Unfortunately the statements @ddholstad99 did not work for me. Entries were removed, but no tasks running. Version 2022.08

darrynl avatar Oct 04 '22 19:10 darrynl

Running Uyuni 2022.08

I have tried the statements shared by @ddholstad99 , but I am still stuck with the same issue.

uyuni=# select * from qrtz_simple_triggers; trigger_name | trigger_group | repeat_count | repeat_interval | times_triggered | sched_name --------------+---------------+--------------+-----------------+-----------------+------------ (0 rows)

uyuni=# select trigger_name,trigger_group,job_name,trigger_state from qrtz_triggers WHERE trigger_name LIKE '%retry%'; trigger_name | trigger_group | job_name | trigger_state --------------+---------------+----------+--------------- (0 rows)

In Uyuni when clicking on Admin, Task Schedules, I get this: image

I see this in /var/log/rhn/rhn_taskomatic.daemon.log: image

Status of taskomatic service: image

Please let me know if any other logs/information would help.

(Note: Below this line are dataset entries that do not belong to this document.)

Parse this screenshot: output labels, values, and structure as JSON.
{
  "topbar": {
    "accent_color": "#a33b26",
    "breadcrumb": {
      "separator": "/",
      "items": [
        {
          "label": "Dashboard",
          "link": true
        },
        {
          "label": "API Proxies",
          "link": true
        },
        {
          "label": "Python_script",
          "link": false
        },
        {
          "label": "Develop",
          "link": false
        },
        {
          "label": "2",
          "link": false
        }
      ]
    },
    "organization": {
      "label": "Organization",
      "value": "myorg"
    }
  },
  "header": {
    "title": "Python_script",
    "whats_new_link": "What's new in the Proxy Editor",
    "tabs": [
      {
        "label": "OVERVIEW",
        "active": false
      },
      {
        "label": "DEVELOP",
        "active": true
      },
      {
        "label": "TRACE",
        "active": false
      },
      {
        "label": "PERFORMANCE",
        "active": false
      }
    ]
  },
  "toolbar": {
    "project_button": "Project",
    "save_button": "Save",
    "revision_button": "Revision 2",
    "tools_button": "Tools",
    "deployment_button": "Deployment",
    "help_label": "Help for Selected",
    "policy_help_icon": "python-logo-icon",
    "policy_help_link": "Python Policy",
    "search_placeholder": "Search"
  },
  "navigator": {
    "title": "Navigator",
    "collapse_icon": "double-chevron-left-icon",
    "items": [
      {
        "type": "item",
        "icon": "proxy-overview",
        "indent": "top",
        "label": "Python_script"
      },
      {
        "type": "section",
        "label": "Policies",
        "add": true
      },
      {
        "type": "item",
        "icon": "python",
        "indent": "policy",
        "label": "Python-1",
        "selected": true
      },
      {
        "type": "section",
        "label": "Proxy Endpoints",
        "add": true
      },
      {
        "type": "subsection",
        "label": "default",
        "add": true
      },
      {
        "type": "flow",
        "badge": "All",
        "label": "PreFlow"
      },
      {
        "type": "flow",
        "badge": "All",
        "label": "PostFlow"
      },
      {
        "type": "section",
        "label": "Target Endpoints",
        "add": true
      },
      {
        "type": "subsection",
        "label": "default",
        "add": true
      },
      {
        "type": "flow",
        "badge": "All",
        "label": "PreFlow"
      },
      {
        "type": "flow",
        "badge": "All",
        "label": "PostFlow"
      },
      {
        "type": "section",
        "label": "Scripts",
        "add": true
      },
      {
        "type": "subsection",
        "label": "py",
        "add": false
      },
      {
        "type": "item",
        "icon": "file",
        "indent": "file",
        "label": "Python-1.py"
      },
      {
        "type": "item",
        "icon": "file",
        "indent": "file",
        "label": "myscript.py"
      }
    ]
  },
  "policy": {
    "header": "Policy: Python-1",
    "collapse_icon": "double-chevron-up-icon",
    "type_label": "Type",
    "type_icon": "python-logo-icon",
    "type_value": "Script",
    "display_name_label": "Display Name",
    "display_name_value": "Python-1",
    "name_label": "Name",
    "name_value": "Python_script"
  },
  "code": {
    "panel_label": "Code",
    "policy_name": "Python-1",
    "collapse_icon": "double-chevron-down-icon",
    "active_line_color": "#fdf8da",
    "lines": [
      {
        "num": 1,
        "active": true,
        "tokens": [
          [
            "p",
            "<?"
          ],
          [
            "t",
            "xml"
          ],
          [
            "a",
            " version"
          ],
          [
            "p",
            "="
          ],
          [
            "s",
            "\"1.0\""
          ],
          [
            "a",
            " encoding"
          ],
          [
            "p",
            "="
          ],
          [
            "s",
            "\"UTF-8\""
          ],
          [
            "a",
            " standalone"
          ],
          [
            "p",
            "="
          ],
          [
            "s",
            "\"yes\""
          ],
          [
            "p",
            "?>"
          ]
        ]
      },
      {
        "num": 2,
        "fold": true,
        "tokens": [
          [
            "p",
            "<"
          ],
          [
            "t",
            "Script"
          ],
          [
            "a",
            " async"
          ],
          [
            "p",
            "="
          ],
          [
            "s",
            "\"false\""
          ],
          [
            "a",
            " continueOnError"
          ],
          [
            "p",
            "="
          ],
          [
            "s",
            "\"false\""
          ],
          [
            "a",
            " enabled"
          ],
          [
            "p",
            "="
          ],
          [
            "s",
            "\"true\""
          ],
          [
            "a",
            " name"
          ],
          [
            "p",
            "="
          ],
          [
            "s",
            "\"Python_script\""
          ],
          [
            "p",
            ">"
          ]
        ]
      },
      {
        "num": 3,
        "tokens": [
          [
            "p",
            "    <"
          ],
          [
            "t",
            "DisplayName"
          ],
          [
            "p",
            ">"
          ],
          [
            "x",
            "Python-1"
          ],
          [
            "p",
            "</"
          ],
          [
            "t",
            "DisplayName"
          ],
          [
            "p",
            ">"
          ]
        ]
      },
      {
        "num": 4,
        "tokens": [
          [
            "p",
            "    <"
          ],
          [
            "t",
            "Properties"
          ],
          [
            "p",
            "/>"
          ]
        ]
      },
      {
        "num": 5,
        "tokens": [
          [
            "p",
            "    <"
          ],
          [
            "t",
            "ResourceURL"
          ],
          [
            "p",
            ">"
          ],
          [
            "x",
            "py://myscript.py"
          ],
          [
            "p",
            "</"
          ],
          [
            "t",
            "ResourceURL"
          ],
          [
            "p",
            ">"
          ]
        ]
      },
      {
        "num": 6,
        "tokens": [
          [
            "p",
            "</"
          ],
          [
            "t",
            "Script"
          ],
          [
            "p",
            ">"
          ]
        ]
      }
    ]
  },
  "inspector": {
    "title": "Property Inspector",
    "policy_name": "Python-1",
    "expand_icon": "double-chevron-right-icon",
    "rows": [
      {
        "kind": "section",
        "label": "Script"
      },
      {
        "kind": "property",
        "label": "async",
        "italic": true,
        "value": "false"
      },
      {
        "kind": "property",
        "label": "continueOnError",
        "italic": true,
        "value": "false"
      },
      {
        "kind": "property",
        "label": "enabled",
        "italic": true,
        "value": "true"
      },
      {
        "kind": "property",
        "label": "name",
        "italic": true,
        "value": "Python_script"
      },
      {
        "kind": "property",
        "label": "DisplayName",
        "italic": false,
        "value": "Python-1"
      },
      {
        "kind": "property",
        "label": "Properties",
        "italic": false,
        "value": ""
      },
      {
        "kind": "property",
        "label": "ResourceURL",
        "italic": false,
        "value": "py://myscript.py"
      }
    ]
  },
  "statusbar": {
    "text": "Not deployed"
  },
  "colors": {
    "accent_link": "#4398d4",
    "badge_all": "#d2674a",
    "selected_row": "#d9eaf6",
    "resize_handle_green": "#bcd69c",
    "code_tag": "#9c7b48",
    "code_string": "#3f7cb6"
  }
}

darrynl avatar Oct 07 '22 20:10 darrynl

@darrynl please follow the instruction here: https://github.com/uyuni-project/uyuni/issues/5556#issuecomment-1167066907 . Moreover, which uyuni version are you using? Is it an upgrade?

mbussolotto avatar Nov 03 '22 14:11 mbussolotto

@darrynl @sysy69 please try to upgrade uyuni and let me know if the issue is still present. If still present, please follow https://github.com/uyuni-project/uyuni/issues/5556#issuecomment-1302198022 . Thanks!

mbussolotto avatar Nov 07 '22 09:11 mbussolotto

@darrynl @sysy69 any update ^^? Thanks :)

mbussolotto avatar Nov 30 '22 13:11 mbussolotto

unfortunately I wasn't able to reproduce the bug and the current logs are not enough to explain the reason of the issue. Since there's no answer for a long time, I suppose the issue has been fix, so I'll close the bug. Feel free to re-open it if you still see the error

mbussolotto avatar Dec 06 '22 08:12 mbussolotto